St. Olaf College student Kelly Meza Prado ’16 received a grant from the Davis Projects for Peace initiative that she will use to build rustic greenhouses aimed at addressing agricultural issues in rural Peru.
The $10,000 Davis Projects for Peace grants are awarded to students who use creativity and innovation in the development of a project that both promotes peace and addresses the root cause of conflict among parties. Over the past five years, eight St. Olaf students have received the prestigious award.
Meza Prado, who hails from Concepcion, Peru, will use her grant to construct rustic greenhouses for the Chicche population in a rural area of the Peruvian Andes. She plans to use the greenhouses as a way to counteract agricultural challenges.
“Climate change in the region has triggered more extreme and unpredictable weather,” says Meza Prado. “These conditions make it impossible to grow vegetables in open spaces. Thus, the diet of the people of Chicche today consists mainly of potatoes and other carbohydrates, lacking the complementary nutrients that vegetables provide.”
Meza Prado aims to translate agricultural and economic stability into long-term peace for the region.
“Beyond my own academic and vocational interests, I am also an advocate for peace,” she says. “I believe that by leading this project I will not only experience the work I will be doing in my professional life, but I am also confident that this project will rebuild the harmony and prevent potential conflict in my community.”
Meza Prado’s passion for confronting this issue began when she worked for the National Institute of Statistics and Informatics in Peru during a gap year.
“For six months I lived in rural communities of the central Peruvian Andes, including Chicche, where I witnessed and experienced the lack of vegetables in their daily meals,” she says. “I came to the conclusion that if I facilitate a way for Chicche to have an independent supply of vegetables despite the challenging weather, it would alleviate both malnutrition and poverty in Chicche.”

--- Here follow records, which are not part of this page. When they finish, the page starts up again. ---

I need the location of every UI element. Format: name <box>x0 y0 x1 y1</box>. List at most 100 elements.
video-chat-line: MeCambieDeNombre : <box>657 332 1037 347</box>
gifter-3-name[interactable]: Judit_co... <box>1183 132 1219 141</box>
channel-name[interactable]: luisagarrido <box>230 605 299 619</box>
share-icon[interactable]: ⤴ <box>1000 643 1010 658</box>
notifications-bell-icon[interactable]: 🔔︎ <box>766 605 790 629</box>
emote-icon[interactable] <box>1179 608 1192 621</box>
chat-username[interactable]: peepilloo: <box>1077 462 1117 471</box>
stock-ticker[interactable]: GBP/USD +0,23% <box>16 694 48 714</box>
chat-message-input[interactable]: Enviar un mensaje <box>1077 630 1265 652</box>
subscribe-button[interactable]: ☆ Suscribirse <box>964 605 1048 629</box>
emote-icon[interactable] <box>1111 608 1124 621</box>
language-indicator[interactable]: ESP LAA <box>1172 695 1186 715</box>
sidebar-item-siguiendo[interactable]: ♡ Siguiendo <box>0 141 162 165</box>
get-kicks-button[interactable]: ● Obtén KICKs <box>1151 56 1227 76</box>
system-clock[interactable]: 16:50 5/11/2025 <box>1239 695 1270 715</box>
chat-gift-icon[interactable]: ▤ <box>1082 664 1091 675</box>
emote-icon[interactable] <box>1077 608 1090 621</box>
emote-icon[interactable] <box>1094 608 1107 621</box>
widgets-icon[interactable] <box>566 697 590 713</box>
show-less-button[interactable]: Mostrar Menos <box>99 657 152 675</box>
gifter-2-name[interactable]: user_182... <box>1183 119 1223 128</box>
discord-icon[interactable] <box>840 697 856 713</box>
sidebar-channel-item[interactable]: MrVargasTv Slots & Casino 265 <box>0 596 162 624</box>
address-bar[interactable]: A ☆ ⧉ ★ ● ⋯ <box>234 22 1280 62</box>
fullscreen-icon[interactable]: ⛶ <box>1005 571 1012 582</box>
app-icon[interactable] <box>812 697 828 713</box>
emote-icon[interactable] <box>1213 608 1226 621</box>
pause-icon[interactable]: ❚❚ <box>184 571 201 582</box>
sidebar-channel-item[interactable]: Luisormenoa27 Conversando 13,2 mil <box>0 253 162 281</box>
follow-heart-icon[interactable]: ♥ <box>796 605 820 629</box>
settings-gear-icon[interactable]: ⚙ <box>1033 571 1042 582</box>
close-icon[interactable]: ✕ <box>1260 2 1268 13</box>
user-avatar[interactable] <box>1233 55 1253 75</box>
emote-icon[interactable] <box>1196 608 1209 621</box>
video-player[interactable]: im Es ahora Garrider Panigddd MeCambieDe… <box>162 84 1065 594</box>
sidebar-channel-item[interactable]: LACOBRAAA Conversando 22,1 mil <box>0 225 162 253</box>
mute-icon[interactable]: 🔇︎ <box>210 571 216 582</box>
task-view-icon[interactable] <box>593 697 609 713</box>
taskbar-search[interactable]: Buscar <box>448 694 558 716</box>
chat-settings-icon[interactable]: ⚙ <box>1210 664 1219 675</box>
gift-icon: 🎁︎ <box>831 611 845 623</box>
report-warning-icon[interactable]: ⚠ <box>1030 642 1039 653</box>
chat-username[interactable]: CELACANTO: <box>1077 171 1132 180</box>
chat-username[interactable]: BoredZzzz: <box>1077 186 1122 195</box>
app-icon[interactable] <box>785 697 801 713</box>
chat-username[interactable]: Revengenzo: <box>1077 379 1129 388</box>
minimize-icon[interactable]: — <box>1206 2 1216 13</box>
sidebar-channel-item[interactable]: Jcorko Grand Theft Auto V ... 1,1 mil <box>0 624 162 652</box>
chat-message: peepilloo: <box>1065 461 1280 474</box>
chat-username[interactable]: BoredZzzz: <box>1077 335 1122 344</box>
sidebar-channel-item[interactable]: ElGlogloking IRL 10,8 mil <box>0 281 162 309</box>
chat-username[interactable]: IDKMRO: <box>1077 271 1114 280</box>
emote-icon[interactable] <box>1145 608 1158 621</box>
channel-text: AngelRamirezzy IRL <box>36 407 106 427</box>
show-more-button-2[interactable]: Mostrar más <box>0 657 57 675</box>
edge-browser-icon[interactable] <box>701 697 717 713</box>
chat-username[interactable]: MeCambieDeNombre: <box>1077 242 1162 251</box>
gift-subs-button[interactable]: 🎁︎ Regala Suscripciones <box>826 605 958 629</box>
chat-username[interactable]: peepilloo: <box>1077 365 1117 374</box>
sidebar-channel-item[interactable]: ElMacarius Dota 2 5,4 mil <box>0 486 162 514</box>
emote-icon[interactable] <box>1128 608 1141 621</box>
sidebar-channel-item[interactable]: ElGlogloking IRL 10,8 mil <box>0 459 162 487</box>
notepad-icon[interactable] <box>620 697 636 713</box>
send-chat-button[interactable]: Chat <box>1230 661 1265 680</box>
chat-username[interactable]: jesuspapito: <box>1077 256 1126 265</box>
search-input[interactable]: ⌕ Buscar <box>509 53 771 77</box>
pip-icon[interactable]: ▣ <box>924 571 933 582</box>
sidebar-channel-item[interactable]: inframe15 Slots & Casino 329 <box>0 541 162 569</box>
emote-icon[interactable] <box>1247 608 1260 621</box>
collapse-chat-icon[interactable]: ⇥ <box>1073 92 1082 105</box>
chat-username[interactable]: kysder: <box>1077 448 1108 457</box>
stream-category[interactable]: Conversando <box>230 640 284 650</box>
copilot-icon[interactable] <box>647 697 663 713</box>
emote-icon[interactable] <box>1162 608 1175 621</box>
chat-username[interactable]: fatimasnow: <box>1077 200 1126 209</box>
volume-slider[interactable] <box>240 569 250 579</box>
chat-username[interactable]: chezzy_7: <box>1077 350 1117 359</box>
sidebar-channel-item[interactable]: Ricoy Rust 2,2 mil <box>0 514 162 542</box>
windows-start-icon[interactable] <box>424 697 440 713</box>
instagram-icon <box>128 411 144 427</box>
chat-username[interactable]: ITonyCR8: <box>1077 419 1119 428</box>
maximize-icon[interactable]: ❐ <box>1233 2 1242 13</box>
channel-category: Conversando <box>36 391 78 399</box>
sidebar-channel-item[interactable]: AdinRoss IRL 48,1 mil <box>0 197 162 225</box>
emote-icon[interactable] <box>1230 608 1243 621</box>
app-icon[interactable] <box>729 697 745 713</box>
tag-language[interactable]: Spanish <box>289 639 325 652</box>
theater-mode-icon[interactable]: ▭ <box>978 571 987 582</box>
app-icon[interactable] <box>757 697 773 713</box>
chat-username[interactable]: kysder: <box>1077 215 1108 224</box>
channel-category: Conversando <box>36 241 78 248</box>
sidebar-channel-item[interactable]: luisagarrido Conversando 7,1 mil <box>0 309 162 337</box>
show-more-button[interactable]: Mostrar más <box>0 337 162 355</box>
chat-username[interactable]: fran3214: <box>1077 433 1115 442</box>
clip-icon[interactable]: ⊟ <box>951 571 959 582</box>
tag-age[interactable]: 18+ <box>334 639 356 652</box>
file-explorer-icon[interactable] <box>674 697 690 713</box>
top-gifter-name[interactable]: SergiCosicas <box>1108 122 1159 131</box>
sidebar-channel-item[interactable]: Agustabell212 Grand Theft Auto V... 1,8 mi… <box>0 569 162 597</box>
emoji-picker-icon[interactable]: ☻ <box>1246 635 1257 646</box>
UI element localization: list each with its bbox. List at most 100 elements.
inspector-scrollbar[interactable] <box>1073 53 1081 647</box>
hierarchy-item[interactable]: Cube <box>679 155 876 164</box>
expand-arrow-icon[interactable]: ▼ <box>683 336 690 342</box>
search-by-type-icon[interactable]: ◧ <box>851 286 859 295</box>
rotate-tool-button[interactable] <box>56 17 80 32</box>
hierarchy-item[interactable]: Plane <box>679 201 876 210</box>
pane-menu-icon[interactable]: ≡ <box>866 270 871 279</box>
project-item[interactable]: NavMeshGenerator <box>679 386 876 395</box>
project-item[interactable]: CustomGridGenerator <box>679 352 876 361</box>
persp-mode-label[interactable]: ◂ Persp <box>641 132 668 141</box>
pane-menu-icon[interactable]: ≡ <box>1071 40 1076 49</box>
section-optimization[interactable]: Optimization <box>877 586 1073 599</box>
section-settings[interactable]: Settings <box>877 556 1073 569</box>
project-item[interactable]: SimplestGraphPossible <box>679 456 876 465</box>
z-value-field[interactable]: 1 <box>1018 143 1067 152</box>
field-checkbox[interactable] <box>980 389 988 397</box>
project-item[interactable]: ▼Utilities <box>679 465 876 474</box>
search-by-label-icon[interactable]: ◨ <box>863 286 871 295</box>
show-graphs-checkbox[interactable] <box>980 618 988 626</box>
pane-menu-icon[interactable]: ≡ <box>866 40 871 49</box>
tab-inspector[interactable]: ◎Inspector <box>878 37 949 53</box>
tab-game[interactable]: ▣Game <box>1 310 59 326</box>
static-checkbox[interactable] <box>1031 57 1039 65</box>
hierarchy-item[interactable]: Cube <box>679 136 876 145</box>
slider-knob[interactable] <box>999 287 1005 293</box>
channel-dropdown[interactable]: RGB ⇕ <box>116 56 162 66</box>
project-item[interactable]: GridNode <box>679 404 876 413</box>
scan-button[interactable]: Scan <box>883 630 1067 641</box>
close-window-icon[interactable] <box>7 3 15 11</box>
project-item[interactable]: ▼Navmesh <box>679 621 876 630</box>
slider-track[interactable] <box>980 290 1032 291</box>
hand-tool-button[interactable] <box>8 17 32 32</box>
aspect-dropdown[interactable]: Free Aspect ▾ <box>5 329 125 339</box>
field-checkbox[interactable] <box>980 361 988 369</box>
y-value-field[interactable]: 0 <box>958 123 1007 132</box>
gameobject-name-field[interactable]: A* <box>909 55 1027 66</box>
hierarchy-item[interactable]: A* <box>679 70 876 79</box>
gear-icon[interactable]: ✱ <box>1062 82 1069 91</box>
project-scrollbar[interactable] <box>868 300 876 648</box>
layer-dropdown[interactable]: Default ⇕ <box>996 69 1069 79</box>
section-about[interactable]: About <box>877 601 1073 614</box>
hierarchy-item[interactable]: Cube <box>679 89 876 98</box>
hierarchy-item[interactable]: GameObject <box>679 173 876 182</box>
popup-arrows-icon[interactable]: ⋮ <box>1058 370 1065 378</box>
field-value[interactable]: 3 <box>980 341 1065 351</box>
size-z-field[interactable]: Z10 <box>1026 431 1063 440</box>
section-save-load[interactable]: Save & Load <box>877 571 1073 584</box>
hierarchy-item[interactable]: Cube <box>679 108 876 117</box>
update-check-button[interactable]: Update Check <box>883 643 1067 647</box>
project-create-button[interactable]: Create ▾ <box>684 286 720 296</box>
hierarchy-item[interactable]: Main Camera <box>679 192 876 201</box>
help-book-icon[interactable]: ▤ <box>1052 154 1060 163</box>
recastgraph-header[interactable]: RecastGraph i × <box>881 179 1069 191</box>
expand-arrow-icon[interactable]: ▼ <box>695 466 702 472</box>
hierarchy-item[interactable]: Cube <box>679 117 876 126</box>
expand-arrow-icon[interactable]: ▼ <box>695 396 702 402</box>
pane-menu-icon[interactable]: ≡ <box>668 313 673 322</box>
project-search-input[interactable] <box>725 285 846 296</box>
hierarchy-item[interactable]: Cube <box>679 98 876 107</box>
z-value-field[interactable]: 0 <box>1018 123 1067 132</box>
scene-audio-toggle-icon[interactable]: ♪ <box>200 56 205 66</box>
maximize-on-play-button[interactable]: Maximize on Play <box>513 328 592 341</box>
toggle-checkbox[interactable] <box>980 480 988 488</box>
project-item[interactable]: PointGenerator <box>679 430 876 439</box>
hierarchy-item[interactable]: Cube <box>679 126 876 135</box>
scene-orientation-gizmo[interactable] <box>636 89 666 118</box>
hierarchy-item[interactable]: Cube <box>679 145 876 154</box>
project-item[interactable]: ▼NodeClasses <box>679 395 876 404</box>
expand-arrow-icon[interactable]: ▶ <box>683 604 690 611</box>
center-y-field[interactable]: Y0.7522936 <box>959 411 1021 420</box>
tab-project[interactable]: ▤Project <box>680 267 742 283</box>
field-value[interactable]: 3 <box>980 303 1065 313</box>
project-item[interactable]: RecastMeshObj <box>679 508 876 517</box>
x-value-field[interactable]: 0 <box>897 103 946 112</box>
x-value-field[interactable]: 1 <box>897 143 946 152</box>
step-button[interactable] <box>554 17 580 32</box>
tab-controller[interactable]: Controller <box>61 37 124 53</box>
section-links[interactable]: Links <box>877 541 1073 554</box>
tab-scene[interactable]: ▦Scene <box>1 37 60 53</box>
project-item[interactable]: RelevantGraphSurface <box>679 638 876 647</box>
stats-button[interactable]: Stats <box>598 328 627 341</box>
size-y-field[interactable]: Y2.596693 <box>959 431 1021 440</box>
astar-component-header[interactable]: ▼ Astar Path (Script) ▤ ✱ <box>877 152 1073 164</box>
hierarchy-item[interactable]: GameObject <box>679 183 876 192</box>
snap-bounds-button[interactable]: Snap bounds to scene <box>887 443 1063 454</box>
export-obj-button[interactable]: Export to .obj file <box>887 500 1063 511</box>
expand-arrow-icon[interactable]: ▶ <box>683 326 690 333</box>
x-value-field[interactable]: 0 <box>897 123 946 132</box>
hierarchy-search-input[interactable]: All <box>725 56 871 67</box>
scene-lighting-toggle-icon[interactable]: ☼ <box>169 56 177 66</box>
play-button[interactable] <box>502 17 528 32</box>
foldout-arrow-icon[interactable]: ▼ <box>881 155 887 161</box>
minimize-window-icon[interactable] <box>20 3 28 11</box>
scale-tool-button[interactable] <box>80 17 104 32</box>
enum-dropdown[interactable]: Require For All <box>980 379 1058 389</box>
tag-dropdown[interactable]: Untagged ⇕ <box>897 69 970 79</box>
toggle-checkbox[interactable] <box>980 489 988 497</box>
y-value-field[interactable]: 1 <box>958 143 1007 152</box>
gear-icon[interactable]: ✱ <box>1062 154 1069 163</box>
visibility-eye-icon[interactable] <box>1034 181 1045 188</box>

Meza Prado’s greenhouses will use solar energy to create an ideal environment for growing vegetables. Each greenhouse will be built with adobe, which the Chicche people use to build their own homes, and agrofilm, an amber polyethylene film that can transmit up to 90 percent of visible light and heat.
“Unlike foreign agricultural technology, the construction of rustic greenhouses utilizes the knowledge of the community, combining it with modern greenhouse materials,” says Meza Prado.
Meza Prado, who is majoring in economics and environmental studies at St. Olaf, drew from her classes and extracurricular activities as a SustainAbilities representative to create an ideal design for the greenhouses and the project in general.
“In an environmental studies class in my first semester of college, I wrote a policy brief titled ‘Peru’s Vulnerability Against Climate Change — What can be done?’” she says. “The feedback I received made me seriously consider writing a proposal for Davis Projects for Peace. The class was tremendously inspiring because every topic related to climate change had a connection with what I had seen during my gap year.”
Meza Prado will partner with Caritas Internationalis-Peru, an organization that works with grassroots projects around the world. The group will provide agronomist engineers with experiences in constructing greenhouses to accompany and facilitate their installation.
“I plan to pursue environmental justice,” says Meza Prado. “I am interested in studying food systems and adaptation measures of communities already affected by climate change. Working with Caritas-Peru will give me the opportunity to start networking with an organization that is doing similar work.”
A ‘United’ front
The Davis Projects for Peace grants are open to all students (both international and domestic) at the 94 Davis United World College partner schools. St. Olaf has been a member college in the UWC program since the fall of 2008, and 46 of the college’s current international students are Davis UWC Scholars.